Rose sees Pearl grow quiet. She shrinks back inside herself. She bends down outside the science block and pretends to be very interested in finding something in her bag. Jonah Pedersen passes like visiting royalty.

After he’s gone Vanessa whispers in Pearl’s ear.

‘He looked at you,’ she says, which makes Pearl smile.

‘I’ve started learning Russian,’ Pearl says to Rose in modern history while Mrs Bonnick sorts her handouts. Her alter ego, Madame Bonnick, has been put away. She is no-nonsense in modern history, Mrs Bonnick.

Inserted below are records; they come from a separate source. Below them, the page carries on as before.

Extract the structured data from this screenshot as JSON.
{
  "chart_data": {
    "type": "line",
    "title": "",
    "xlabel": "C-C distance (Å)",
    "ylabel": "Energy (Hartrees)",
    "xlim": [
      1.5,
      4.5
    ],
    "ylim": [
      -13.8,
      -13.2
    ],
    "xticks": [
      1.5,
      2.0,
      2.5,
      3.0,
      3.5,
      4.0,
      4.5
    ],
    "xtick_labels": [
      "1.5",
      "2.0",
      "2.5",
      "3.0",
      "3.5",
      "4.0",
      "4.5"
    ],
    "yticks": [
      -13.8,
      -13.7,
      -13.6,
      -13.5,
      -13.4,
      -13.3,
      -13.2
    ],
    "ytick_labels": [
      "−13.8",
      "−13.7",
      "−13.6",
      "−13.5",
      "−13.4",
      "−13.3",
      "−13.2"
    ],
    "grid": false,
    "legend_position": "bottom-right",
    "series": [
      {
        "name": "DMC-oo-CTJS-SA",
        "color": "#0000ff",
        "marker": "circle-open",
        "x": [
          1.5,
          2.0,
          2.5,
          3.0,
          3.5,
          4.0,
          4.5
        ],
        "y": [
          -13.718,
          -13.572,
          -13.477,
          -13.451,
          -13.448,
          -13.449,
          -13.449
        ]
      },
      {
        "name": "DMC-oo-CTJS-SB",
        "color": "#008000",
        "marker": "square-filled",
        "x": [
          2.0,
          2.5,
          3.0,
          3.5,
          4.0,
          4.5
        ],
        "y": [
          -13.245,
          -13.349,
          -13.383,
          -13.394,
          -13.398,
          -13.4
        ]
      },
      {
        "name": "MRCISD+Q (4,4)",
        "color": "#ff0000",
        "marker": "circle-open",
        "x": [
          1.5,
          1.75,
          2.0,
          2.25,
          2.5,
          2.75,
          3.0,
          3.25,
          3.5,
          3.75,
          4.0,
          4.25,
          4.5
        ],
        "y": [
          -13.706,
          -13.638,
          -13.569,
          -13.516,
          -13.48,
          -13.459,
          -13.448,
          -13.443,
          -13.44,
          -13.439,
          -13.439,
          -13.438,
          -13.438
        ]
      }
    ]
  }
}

‘It’s for when I meet my father,’ says Pearl.

She takes a pocket Russian dictionary from her backpack.

‘I’m going to write to the B. Orlovs in Russian. Do you think that’s a good idea? I mean I wrote to all the As but maybe they couldn’t read English.’

‘What if he doesn’t live in Moscow?’ says Rose, which seems a more practical question.

Pearl ignores her.

‘I think the Bs are going to be lucky,’ she says. ‘I’m translating this little book. I think it’s about two brothers.’

She holds up a Russian novel. Rose isn’t sure about Pearl Kelly. Sometimes she seems really, really dumb, then the next minute she starts reciting the names of Russian Metro stations, writing them at the same time in pink highlighter pen. It’s strange that she is so pretty and weird at the same time.

‘In Russia you can get your legs stretched if you like,’ adds Pearl. ‘They take extra bits of bone from your ribs and put them in your legs and then all these metal screws and stuff. A lot of the models get it done. It’s very gruesome. Sometimes it goes wrong and they can never walk again.’

‘Now you’re talking,’ says Rose.

A type of dark fairytale story is lurking there. She’ll write it down in her notebook when she gets home.